Through discussions, the client recognized that the additional 20% of functionality from the custom solution would rarely be used and that their goals could be met with a simpler approach. They opted for the first option, complemented by some additional training, which allowed them to achieve their desired outcomes with minimal disruption and at a fraction of the cost.

The Yuga Shift Difference

At Yuga Shift, we see ourselves as partners in our customers’ success. We don’t just deliver projects; we solve problems. Our obsession with Time to Value and Outcome Focus ensures that every solution we implement drives meaningful impact—whether it’s a quick fix that avoids unnecessary complexity or a strategic investment in a transformative solution.

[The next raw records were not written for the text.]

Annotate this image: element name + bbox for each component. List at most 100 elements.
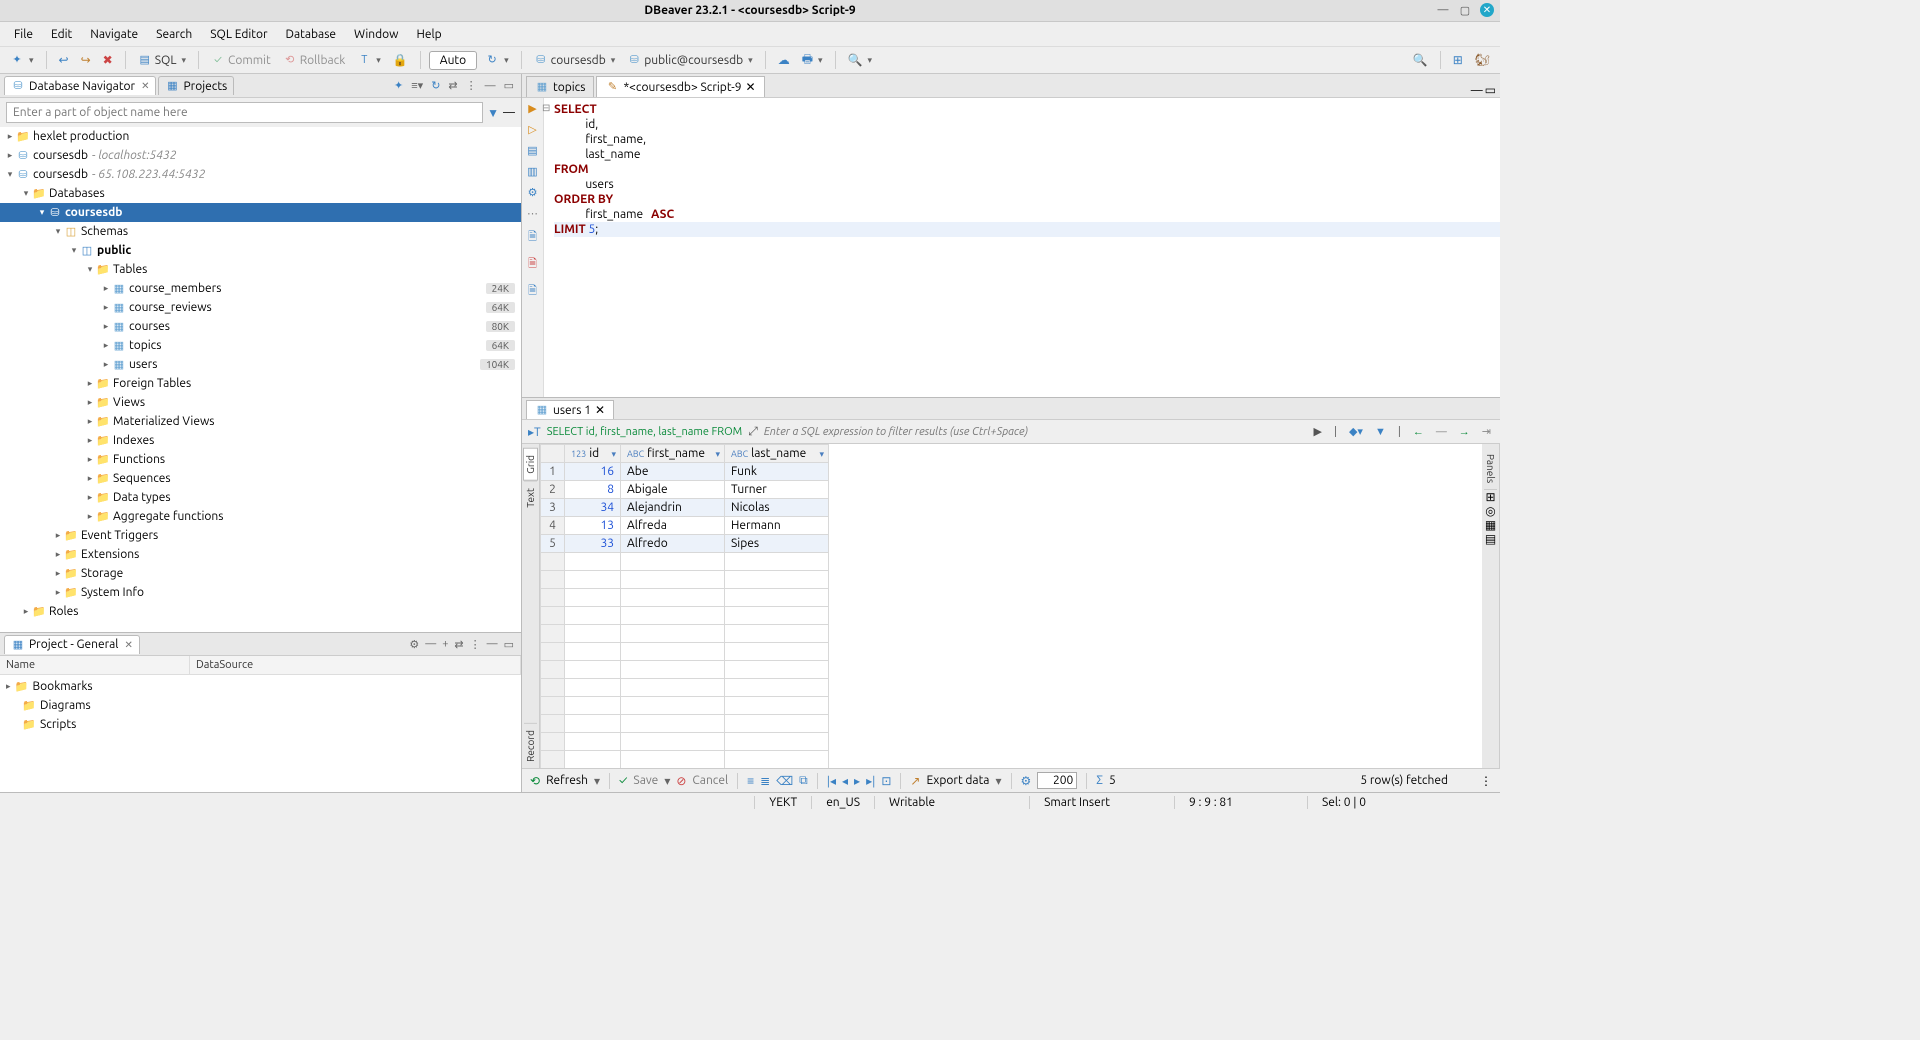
- nav-tool-3[interactable]: ↻: [428, 79, 443, 92]
- perspective-icon[interactable]: ⊞: [1449, 51, 1467, 69]
- more-icon[interactable]: ⋯: [527, 207, 538, 220]
- sql-editor[interactable]: ▶ ▷ ▤ ▥ ⚙ ⋯ 🗎 🗎 🗎 ⊟SELECT id, first_name…: [522, 98, 1500, 398]
- tree-node-sequences[interactable]: Sequences: [113, 472, 171, 485]
- row-count-icon[interactable]: Σ: [1096, 774, 1103, 787]
- project-scripts[interactable]: 📁Scripts: [0, 715, 521, 734]
- lock-icon[interactable]: 🔒: [389, 51, 412, 69]
- tree-node-coursesdb-selected[interactable]: ▾⛁coursesdb: [0, 203, 521, 222]
- panel-icon-1[interactable]: ⊞: [1485, 490, 1495, 504]
- gear-icon[interactable]: ⚙: [406, 638, 422, 651]
- expand-icon[interactable]: ⤢: [748, 425, 758, 439]
- editor-min-icon[interactable]: —: [1471, 84, 1483, 97]
- explain-icon[interactable]: ▤: [527, 144, 537, 157]
- menu-edit[interactable]: Edit: [43, 25, 80, 44]
- nav-collapse[interactable]: —: [482, 80, 499, 92]
- tx-button[interactable]: T: [353, 51, 385, 69]
- nav-next-icon[interactable]: →: [1456, 426, 1473, 438]
- tab-projects[interactable]: ▦Projects: [158, 76, 234, 95]
- close-icon[interactable]: ✕: [1480, 3, 1494, 17]
- close-icon[interactable]: ✕: [141, 80, 149, 92]
- nav-tool-5[interactable]: ⋮: [463, 79, 480, 92]
- tab-topics[interactable]: ▦topics: [526, 76, 594, 97]
- panel-icon-3[interactable]: ▦: [1485, 518, 1496, 532]
- col-first-name[interactable]: ABCfirst_name▾: [621, 445, 725, 463]
- results-more-icon[interactable]: ⋮: [1480, 774, 1492, 788]
- filter-clear-icon[interactable]: —: [503, 106, 515, 119]
- plan-icon[interactable]: ▥: [527, 165, 537, 178]
- proj-more-icon[interactable]: ⋮: [467, 638, 484, 651]
- row-del-icon[interactable]: ⌫: [776, 774, 793, 788]
- panel-icon-2[interactable]: ◎: [1485, 504, 1495, 518]
- tree-node-course-members[interactable]: course_members: [129, 282, 221, 295]
- tab-database-navigator[interactable]: ⛁Database Navigator✕: [4, 76, 156, 95]
- tree-node-matviews[interactable]: Materialized Views: [113, 415, 214, 428]
- prev-page-icon[interactable]: ◂: [842, 774, 848, 788]
- nav-fwd-icon[interactable]: ↪: [77, 51, 95, 69]
- table-row[interactable]: 533AlfredoSipes: [541, 535, 829, 553]
- sql-button[interactable]: ▤ SQL: [134, 51, 190, 69]
- save-icon[interactable]: ✓: [619, 774, 627, 787]
- panel-icon-4[interactable]: ▤: [1485, 532, 1496, 546]
- row-dup-icon[interactable]: ⧉: [799, 774, 808, 788]
- table-row[interactable]: 334AlejandrinNicolas: [541, 499, 829, 517]
- vtab-grid[interactable]: Grid: [523, 448, 538, 481]
- filter-icon[interactable]: ▼: [487, 106, 499, 120]
- tree-node-views[interactable]: Views: [113, 396, 145, 409]
- fetch-all-icon[interactable]: ⊡: [881, 774, 891, 788]
- refresh-button[interactable]: Refresh: [546, 774, 588, 787]
- project-col-datasource[interactable]: DataSource: [190, 656, 521, 674]
- table-row[interactable]: 413AlfredaHermann: [541, 517, 829, 535]
- nav-tool-1[interactable]: ✦: [391, 79, 406, 92]
- tree-node-hexlet[interactable]: hexlet production: [33, 130, 129, 143]
- proj-collapse-icon[interactable]: —: [484, 638, 501, 650]
- tree-node-indexes[interactable]: Indexes: [113, 434, 154, 447]
- filter-icon[interactable]: ▼: [1372, 426, 1389, 438]
- cancel-icon[interactable]: ⊘: [676, 774, 686, 788]
- proj-min-icon[interactable]: ▭: [501, 638, 517, 651]
- gear-icon[interactable]: ⚙: [528, 186, 538, 199]
- refresh-icon[interactable]: ⟲: [530, 774, 540, 788]
- menu-sql-editor[interactable]: SQL Editor: [202, 25, 275, 44]
- sql-text[interactable]: ⊟SELECT id, first_name, last_name FROM u…: [544, 98, 1500, 397]
- nav-prev-icon[interactable]: ←: [1410, 426, 1427, 438]
- page-size-input[interactable]: [1037, 772, 1077, 789]
- proj-minus-icon[interactable]: —: [422, 638, 439, 650]
- nav-tool-4[interactable]: ⇄: [445, 79, 460, 92]
- navigator-search-input[interactable]: [6, 102, 483, 123]
- col-last-name[interactable]: ABClast_name▾: [725, 445, 829, 463]
- row-add-icon[interactable]: ≣: [760, 774, 770, 788]
- proj-plus-icon[interactable]: +: [439, 638, 451, 650]
- schema-selector[interactable]: ⛁ public@coursesdb: [623, 51, 756, 69]
- tree-node-courses[interactable]: courses: [129, 320, 170, 333]
- nav-refresh-icon[interactable]: —: [1433, 426, 1450, 438]
- menu-window[interactable]: Window: [346, 25, 406, 44]
- dbeaver-icon[interactable]: 🐿: [1471, 51, 1494, 69]
- new-connection-button[interactable]: ✦: [6, 51, 38, 69]
- stop-icon[interactable]: ✖: [99, 51, 117, 69]
- menu-help[interactable]: Help: [409, 25, 450, 44]
- tree-node-databases[interactable]: Databases: [49, 187, 105, 200]
- nav-last-icon[interactable]: ⇥: [1479, 425, 1494, 438]
- doc3-icon[interactable]: 🗎: [528, 282, 537, 301]
- rollback-button[interactable]: ⟲ Rollback: [279, 51, 350, 69]
- tx-mode-button[interactable]: ↻: [481, 51, 513, 69]
- table-row[interactable]: 28AbigaleTurner: [541, 481, 829, 499]
- tree-node-foreign-tables[interactable]: Foreign Tables: [113, 377, 191, 390]
- tree-node-coursesdb-local[interactable]: coursesdb: [33, 149, 88, 162]
- col-id[interactable]: 123id▾: [565, 445, 621, 463]
- tree-node-topics[interactable]: topics: [129, 339, 161, 352]
- first-page-icon[interactable]: |◂: [827, 774, 836, 788]
- sql-preview-icon[interactable]: ▸T: [528, 425, 541, 439]
- project-bookmarks[interactable]: ▸📁Bookmarks: [0, 677, 521, 696]
- tree-node-storage[interactable]: Storage: [81, 567, 123, 580]
- vtab-record[interactable]: Record: [524, 723, 537, 768]
- tree-node-roles[interactable]: Roles: [49, 605, 78, 618]
- navigator-tree[interactable]: ▸📁hexlet production ▸⛁coursesdb- localho…: [0, 127, 521, 632]
- tree-node-aggfn[interactable]: Aggregate functions: [113, 510, 223, 523]
- commit-button[interactable]: ✓ Commit: [207, 51, 275, 69]
- search-button[interactable]: 🔍: [844, 51, 876, 69]
- run-script-icon[interactable]: ▷: [528, 123, 536, 136]
- table-row[interactable]: 116AbeFunk: [541, 463, 829, 481]
- nav-min-icon[interactable]: ▭: [501, 79, 517, 92]
- export-data-button[interactable]: Export data: [926, 774, 989, 787]
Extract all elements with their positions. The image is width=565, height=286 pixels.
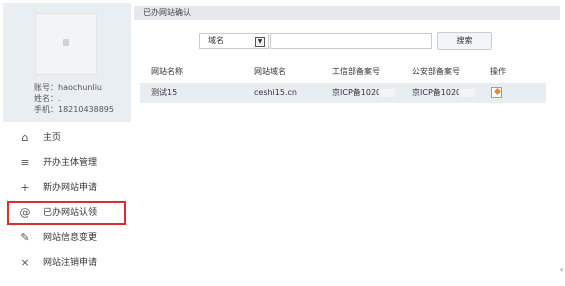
sidebar-item-label: 网站注销申请 (43, 258, 98, 268)
table-row: 测试15 ceshi15.cn 京ICP备1020 京ICP备1020 (140, 83, 546, 103)
sidebar-item-site-cancel[interactable]: × 网站注销申请 (8, 252, 132, 274)
col-miit-record: 工信部备案号 (332, 67, 380, 76)
sidebar-item-site-change[interactable]: ✎ 网站信息变更 (8, 227, 132, 249)
edit-icon: ✎ (20, 231, 30, 244)
redaction-mask (459, 88, 476, 97)
sidebar-item-label: 已办网站认领 (43, 208, 98, 218)
col-actions: 操作 (490, 67, 506, 76)
profile-phone: 手机：18210438895 (34, 105, 114, 114)
sites-table: 网站名称 网站域名 工信部备案号 公安部备案号 操作 测试15 ceshi15.… (140, 62, 546, 103)
col-site-name: 网站名称 (151, 67, 183, 76)
sidebar-menu: ⌂ 主页 ≡ 开办主体管理 + 新办网站申请 @ 已办网站认领 ✎ 网站信息变更… (7, 127, 132, 277)
sidebar-item-label: 主页 (43, 133, 62, 143)
sidebar-item-label: 开办主体管理 (43, 158, 98, 168)
search-button[interactable]: 搜索 (437, 32, 492, 50)
table-header: 网站名称 网站域名 工信部备案号 公安部备案号 操作 (140, 62, 546, 82)
sidebar-item-entity-management[interactable]: ≡ 开办主体管理 (8, 152, 132, 174)
sidebar-item-claim-site[interactable]: @ 已办网站认领 (7, 201, 126, 225)
dropdown-arrow-icon[interactable]: ▼ (255, 37, 265, 47)
profile-account: 账号：haochunliu (34, 83, 102, 92)
profile-card: 账号：haochunliu 姓名：. 手机：18210438895 (3, 3, 131, 122)
cell-site-name: 测试15 (151, 88, 178, 97)
close-icon: × (20, 256, 30, 269)
sidebar-item-home[interactable]: ⌂ 主页 (8, 127, 132, 149)
cell-mps-record: 京ICP备1020 (412, 83, 476, 103)
sidebar: 账号：haochunliu 姓名：. 手机：18210438895 ⌂ 主页 ≡… (0, 0, 134, 286)
redaction-mask (379, 88, 396, 97)
col-mps-record: 公安部备案号 (412, 67, 460, 76)
col-site-domain: 网站域名 (254, 67, 286, 76)
chevron-left-icon: ‹ (560, 265, 564, 274)
home-icon: ⌂ (21, 131, 29, 144)
at-icon: @ (19, 206, 31, 219)
list-icon: ≡ (20, 156, 30, 169)
main-content: 已办网站确认 域名 ▼ 搜索 网站名称 网站域名 工信部备案号 公安部备案号 操… (134, 0, 560, 286)
avatar-placeholder-icon (63, 39, 69, 46)
profile-name: 姓名：. (34, 94, 61, 103)
plus-icon: + (20, 181, 30, 194)
profile-info: 账号：haochunliu 姓名：. 手机：18210438895 (34, 82, 114, 115)
search-bar: 域名 ▼ 搜索 (134, 32, 560, 50)
cell-site-domain: ceshi15.cn (254, 88, 297, 97)
search-type-value: 域名 (208, 36, 224, 45)
page-title: 已办网站确认 (134, 6, 560, 20)
search-input[interactable] (270, 33, 432, 49)
avatar (35, 13, 97, 75)
sidebar-item-new-site-application[interactable]: + 新办网站申请 (8, 177, 132, 199)
sidebar-item-label: 网站信息变更 (43, 233, 98, 243)
edit-icon[interactable] (491, 87, 502, 98)
cell-miit-record: 京ICP备1020 (332, 83, 396, 103)
search-type-select[interactable]: 域名 ▼ (199, 33, 269, 49)
sidebar-item-label: 新办网站申请 (43, 183, 98, 193)
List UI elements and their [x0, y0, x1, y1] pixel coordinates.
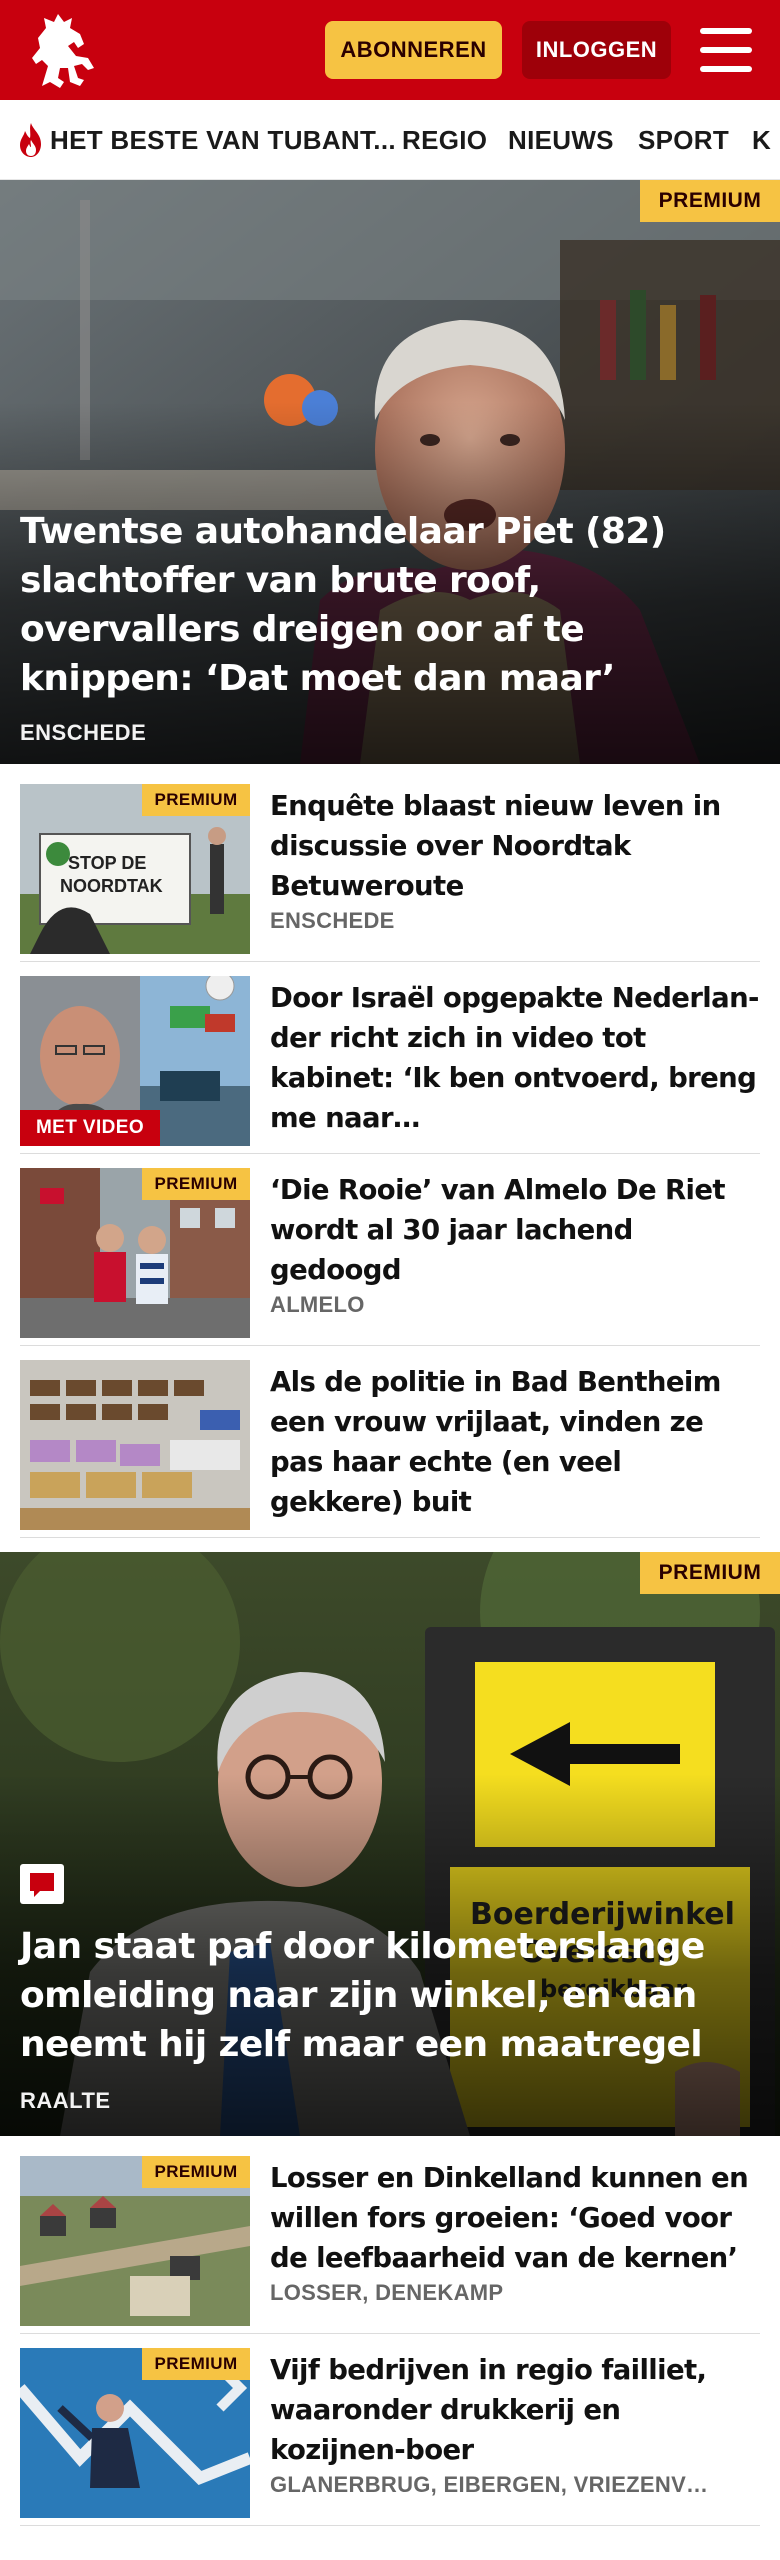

By asking the right questions, reframing problems, and empowering customers to make informed choices, we bridge the gap between technology and business outcomes. These are strategies for being an effective consultant at the micro level. For a broader perspective on aligning technology and business, you can explore my article on digital transformation: The Road to Digital, Part II. This is what it means to be a true consultant, and it’s why our customers trust us to guide them toward success.